Tuesday, February 21, 2012

Months and frustration: Anivair Edition

The Magpie already said all this well, as she does, but let me speak a bit on some manly details.

a) As a husband, i'm glad she's publishing this. I think it's important for people to see.
b) As a husband, in this situation, there is only so much you can do. And if it happens to you, you will hate it. You'll gt really frustrated about not being able to do anything more proactive than fetching ice chips and you'll be mad that you went to school to be a make up artist and then settled on being a computer nerd and part time trainer instead of going to medical school so that you could prepare for this eventuality. (I can only imagine I will feel this way about possible career choices every time we have a crisis for the rest of my life).
c) I think the important thing to realize here is that getting ice chips and holding hands and cracking jokes DOES help. As much as you can. Support is the best thing you can give.

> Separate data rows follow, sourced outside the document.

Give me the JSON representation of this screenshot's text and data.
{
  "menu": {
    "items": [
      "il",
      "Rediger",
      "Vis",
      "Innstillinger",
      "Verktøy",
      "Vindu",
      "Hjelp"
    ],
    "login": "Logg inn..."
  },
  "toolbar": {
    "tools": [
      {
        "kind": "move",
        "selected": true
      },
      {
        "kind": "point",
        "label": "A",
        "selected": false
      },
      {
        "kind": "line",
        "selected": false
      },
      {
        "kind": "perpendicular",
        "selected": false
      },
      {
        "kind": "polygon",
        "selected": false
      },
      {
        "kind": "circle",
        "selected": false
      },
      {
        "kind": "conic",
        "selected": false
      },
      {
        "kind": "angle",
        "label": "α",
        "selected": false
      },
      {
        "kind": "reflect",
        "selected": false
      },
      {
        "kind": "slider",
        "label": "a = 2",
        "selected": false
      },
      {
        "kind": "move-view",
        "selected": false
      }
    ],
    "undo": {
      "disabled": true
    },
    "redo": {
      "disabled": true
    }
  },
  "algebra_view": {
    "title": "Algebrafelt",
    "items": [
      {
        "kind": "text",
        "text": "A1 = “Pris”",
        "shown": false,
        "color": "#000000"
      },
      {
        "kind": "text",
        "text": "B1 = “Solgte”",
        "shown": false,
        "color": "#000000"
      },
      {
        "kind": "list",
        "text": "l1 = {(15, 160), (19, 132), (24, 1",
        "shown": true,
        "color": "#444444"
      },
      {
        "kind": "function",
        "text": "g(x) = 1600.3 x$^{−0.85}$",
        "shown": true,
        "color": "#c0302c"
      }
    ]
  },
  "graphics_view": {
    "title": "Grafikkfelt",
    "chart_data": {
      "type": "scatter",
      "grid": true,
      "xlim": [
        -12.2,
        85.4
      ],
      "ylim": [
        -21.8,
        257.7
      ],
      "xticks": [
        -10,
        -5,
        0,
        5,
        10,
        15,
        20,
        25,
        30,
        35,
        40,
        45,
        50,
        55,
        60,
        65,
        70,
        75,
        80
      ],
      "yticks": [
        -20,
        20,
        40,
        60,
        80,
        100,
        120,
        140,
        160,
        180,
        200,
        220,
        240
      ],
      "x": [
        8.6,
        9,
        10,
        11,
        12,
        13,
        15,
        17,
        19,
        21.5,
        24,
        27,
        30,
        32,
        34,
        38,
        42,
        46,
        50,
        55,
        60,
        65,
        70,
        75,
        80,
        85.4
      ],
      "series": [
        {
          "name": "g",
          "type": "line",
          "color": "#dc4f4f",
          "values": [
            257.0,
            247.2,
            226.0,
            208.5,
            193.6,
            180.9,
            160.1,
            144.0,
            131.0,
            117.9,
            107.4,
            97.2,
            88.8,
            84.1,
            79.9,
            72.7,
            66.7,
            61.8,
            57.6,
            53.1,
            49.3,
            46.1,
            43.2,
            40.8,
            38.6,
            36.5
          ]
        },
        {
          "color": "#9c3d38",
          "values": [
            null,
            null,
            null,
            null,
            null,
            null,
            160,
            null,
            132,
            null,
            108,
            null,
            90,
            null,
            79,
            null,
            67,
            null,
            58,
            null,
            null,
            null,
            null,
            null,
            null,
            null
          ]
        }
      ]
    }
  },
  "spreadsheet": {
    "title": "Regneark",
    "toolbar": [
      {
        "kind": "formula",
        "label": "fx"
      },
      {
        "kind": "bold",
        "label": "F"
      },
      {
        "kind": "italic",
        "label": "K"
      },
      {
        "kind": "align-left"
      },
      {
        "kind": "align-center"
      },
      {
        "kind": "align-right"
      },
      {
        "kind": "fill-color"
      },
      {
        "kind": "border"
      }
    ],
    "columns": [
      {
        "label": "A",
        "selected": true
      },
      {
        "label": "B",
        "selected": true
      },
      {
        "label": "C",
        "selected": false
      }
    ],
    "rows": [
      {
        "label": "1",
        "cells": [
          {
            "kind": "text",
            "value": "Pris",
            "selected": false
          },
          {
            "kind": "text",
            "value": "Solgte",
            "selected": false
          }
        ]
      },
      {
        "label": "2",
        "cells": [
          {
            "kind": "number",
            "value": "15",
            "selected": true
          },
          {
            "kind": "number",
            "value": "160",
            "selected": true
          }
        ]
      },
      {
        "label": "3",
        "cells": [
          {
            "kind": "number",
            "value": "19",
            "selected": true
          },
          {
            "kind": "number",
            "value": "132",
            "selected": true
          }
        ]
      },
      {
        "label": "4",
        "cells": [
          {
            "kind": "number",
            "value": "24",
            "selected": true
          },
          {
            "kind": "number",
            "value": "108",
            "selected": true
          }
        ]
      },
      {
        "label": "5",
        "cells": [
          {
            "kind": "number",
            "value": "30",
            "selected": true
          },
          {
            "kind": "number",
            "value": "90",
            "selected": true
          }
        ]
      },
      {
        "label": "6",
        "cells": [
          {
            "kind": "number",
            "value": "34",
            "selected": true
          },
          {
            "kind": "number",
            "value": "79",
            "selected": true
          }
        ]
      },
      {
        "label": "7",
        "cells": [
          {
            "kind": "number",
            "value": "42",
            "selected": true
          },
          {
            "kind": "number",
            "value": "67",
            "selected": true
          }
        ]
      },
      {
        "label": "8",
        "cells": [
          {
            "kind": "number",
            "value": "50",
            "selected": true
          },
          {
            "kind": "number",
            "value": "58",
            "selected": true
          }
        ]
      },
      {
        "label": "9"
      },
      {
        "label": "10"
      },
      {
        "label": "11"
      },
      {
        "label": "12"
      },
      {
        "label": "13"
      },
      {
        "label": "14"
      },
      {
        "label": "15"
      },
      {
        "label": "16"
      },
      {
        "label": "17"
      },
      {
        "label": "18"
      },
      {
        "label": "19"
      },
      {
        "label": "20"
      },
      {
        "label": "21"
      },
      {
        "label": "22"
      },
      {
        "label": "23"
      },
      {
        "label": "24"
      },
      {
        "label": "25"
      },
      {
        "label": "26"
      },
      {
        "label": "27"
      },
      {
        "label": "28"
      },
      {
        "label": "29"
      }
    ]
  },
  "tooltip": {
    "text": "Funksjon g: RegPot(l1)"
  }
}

The Nerd trainer parts of me have been sad lately watching the wife's diet slide around (and mine, to be fair). At times like that, it helps to remember that sometimes you just need to eat some cake to get over something. Is that a healthy coping mechanics that promotes a good relationship with food? No. But get over it.

The Druid parts of me sometimes get sad when one or both of us has faith troubles and doesn't want to go to Grove meetings and events. But as a great Druid once said, you fake it till it's true. You do the ritual, you go to the meetings, and you offer at your altar because it's when you don't feel the drive to engage in your faith that you need it the most.

I am grateful to a few folks from our grove who have been really great and helpful and offered support at every turn. they came over and did a healing ritual and if nothing else that really helped the Magpie get past some of this. Healing of the spirit, much like healing of the body, is not fast. And it happens at a different rate for everyone. We just need to accept that it will come in it's time.